The temperature in the vault plummets. The scent of ozone and aggressive, toxic decay floods the confined space.
Khaelor stands in the doorway.
The sheer breadth of his shoulders blocks the exit.
The black and gold veins on his neck are pulsing with a frantic, lethal rhythm.
For a second, the image from my dream superimposes over reality—the memory of his phantom heat, the sensual, devastating gravity of his body.
The awareness spikes in my blood, a sharp, physical pull that clashes violently with the freezing terror of his actual presence.
His molten amber eyes sweep over the glowing crystal, then snap to me. The anger in his gaze is an abyss.
"Get out," he commands. The words are heavy stones dropping into a bottomless well. "This chamber is restricted to bloodline members. You trespass in a grave, Mireya."
I do not step back. The echoes of slaughtered witches are still screaming in the silence of the room. The stubborn defiance that kept me alive in the Undercity rises, hot and unyielding in my chest.
"A grave for your family, or a monument to the people they butchered?" I challenge, my voice echoing off the crystalline walls.
Khaelor’s jaw locks.
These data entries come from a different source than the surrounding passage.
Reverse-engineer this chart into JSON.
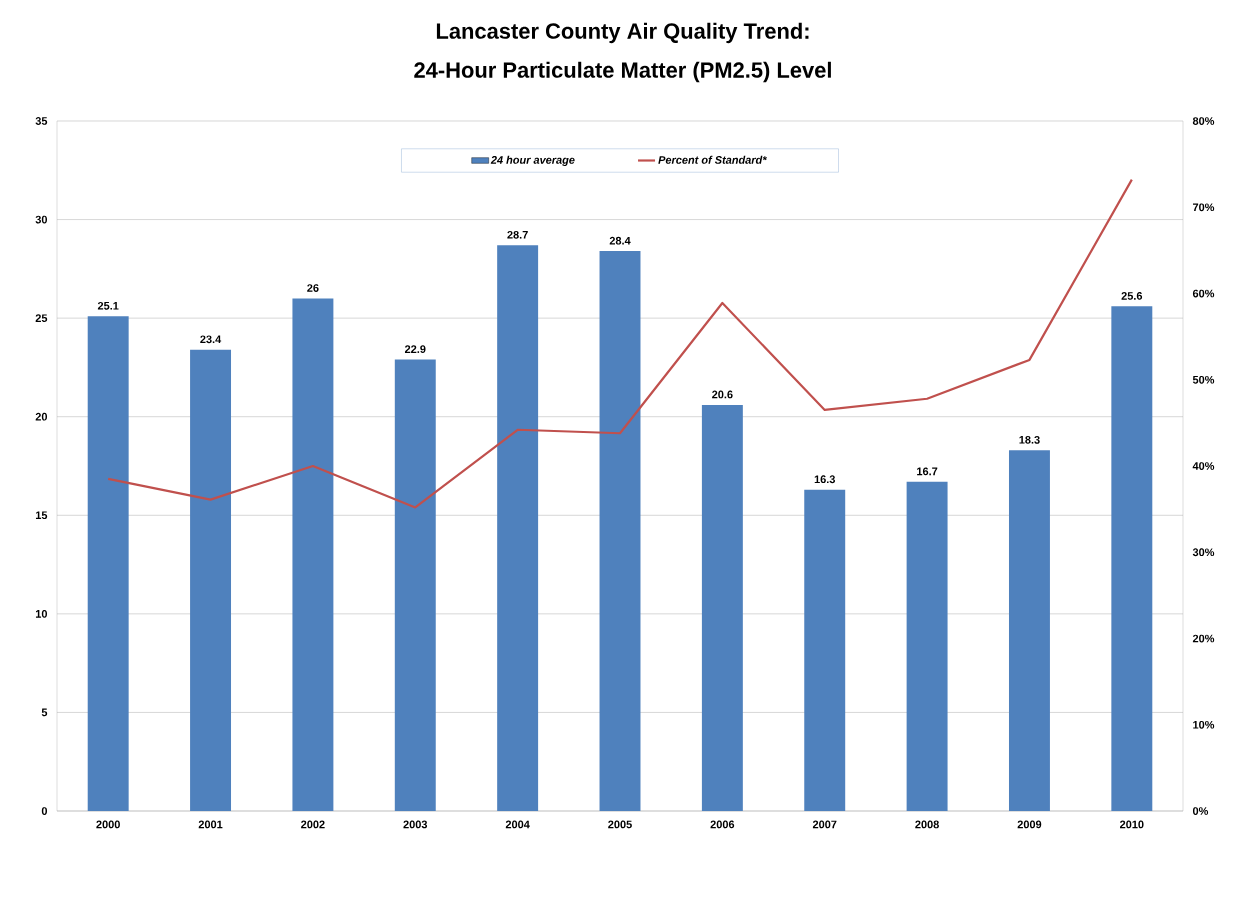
{
  "chart_data": {
    "type": "bar",
    "title": "Lancaster County Air Quality Trend:",
    "subtitle": "24-Hour Particulate Matter (PM2.5) Level",
    "categories": [
      "2000",
      "2001",
      "2002",
      "2003",
      "2004",
      "2005",
      "2006",
      "2007",
      "2008",
      "2009",
      "2010"
    ],
    "series": [
      {
        "name": "24 hour average",
        "color": "#4f81bd",
        "data_labels": true,
        "values": [
          25.1,
          23.4,
          26,
          22.9,
          28.7,
          28.4,
          20.6,
          16.3,
          16.7,
          18.3,
          25.6
        ]
      },
      {
        "name": "Percent of Standard*",
        "type": "line",
        "axis": "y2",
        "color": "#c0504d",
        "values": [
          38.5,
          36.1,
          40.0,
          35.2,
          44.2,
          43.8,
          58.9,
          46.5,
          47.8,
          52.3,
          73.2
        ]
      }
    ],
    "ylim": [
      0,
      35
    ],
    "yticks": [
      0,
      5,
      10,
      15,
      20,
      25,
      30,
      35
    ],
    "y2lim": [
      0,
      80
    ],
    "y2ticks": [
      {
        "value": 0,
        "label": "0%"
      },
      {
        "value": 10,
        "label": "10%"
      },
      {
        "value": 20,
        "label": "20%"
      },
      {
        "value": 30,
        "label": "30%"
      },
      {
        "value": 40,
        "label": "40%"
      },
      {
        "value": 50,
        "label": "50%"
      },
      {
        "value": 60,
        "label": "60%"
      },
      {
        "value": 70,
        "label": "70%"
      },
      {
        "value": 80,
        "label": "80%"
      }
    ],
    "grid": "y",
    "legend": "top",
    "marker": "none",
    "line_style": "solid"
  }
}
The air pressure crushes inward, the magic weeping from his skin threatening to crack the suspended prisms.
"Do not speak of politics your human sensibilities cannot comprehend," he warns, taking a single, predatory step into the room.
The distance between us closes. The tension simmering in the room is a live wire, thick with the unsaid truths of the courtyard, the lingering heat of my dream, and the blood-soaked history of his name.
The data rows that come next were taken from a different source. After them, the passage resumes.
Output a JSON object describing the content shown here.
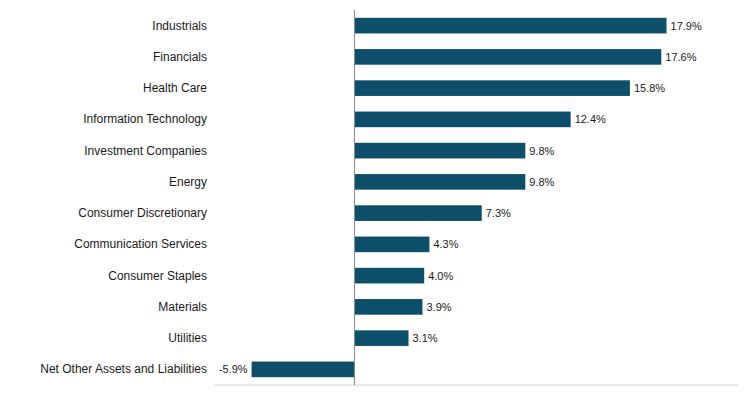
{
  "chart_data": {
    "type": "bar",
    "orientation": "horizontal",
    "categories": [
      "Net Other Assets and Liabilities",
      "Utilities",
      "Materials",
      "Consumer Staples",
      "Communication Services",
      "Consumer Discretionary",
      "Energy",
      "Investment Companies",
      "Information Technology",
      "Health Care",
      "Financials",
      "Industrials"
    ],
    "values": [
      -5.9,
      3.1,
      3.9,
      4.0,
      4.3,
      7.3,
      9.8,
      9.8,
      12.4,
      15.8,
      17.6,
      17.9
    ],
    "value_labels": [
      "-5.9%",
      "3.1%",
      "3.9%",
      "4.0%",
      "4.3%",
      "7.3%",
      "9.8%",
      "9.8%",
      "12.4%",
      "15.8%",
      "17.6%",
      "17.9%"
    ],
    "data_labels": true,
    "color": "#0d4f6b",
    "xlim": [
      -8,
      22
    ],
    "tick_labels": "y",
    "grid": false
  }
}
"It is not politics, Khaelor. It is an atrocity." I refuse to look away from the catastrophic ruin of his face. "She ordered the slaughter of children. Did you condone it? Did you march with them?"
The silence that follows is agonizing. I wait for the deflection, for the aristocratic justification of the Dark Elves. I wait for him to defend his name.
Instead, the volatile light beneath his skin flickers, dimming into a hollow, bruised glow. The towering, lethal monster seems to fracture, leaving only a man crushed beneath a century of isolation.
"I was an envoy," he says, the words tearing from his throat like rusted blades. He does not yell. The quiet devastation in his tone is infinitely worse. "I spent six months in the deep eastern caverns, brokering trade routes for the High Court. I secured a peace treaty."
He takes another step. The heat of his body washes over me, close enough that I can see the microscopic tremors in his clenched fists.
"I returned to the Undercity to celebrate a peace that was already dead," he whispers, his amber eyes searing into mine, stripping away the monster to reveal the raw, bleeding wound beneath. "I walked through the iron gates of this estate. I called for my mother. For my sisters."
The air in the vault turns razor-thin.
"I found them in the grand foyer," Khaelor continues, his voice devoid of all light.
"I watched my mother—a woman so ruthless she would cull her own children if she deemed them useless—and my innocent sisters melt into wet ash upon the floorboards.
I grieved the slaughter of my sisters and the absolute eradication of my bloodline. "
A cold horror sinks into my bones. He was not the architect. He was the witness.
Khaelor looks down at his own hands, at the lethal, corrupted magic weeping from his pores. "I did not wield the blade against the Blackflame, Mireya. I did not know the order was given. But the witch, the Purna, who cast this curse upon my bloodline..."
He looks back at me, the gravity of his suffering an inescapable snare.
"...made absolutely certain that I would wear the ashes of the massacre for eternity."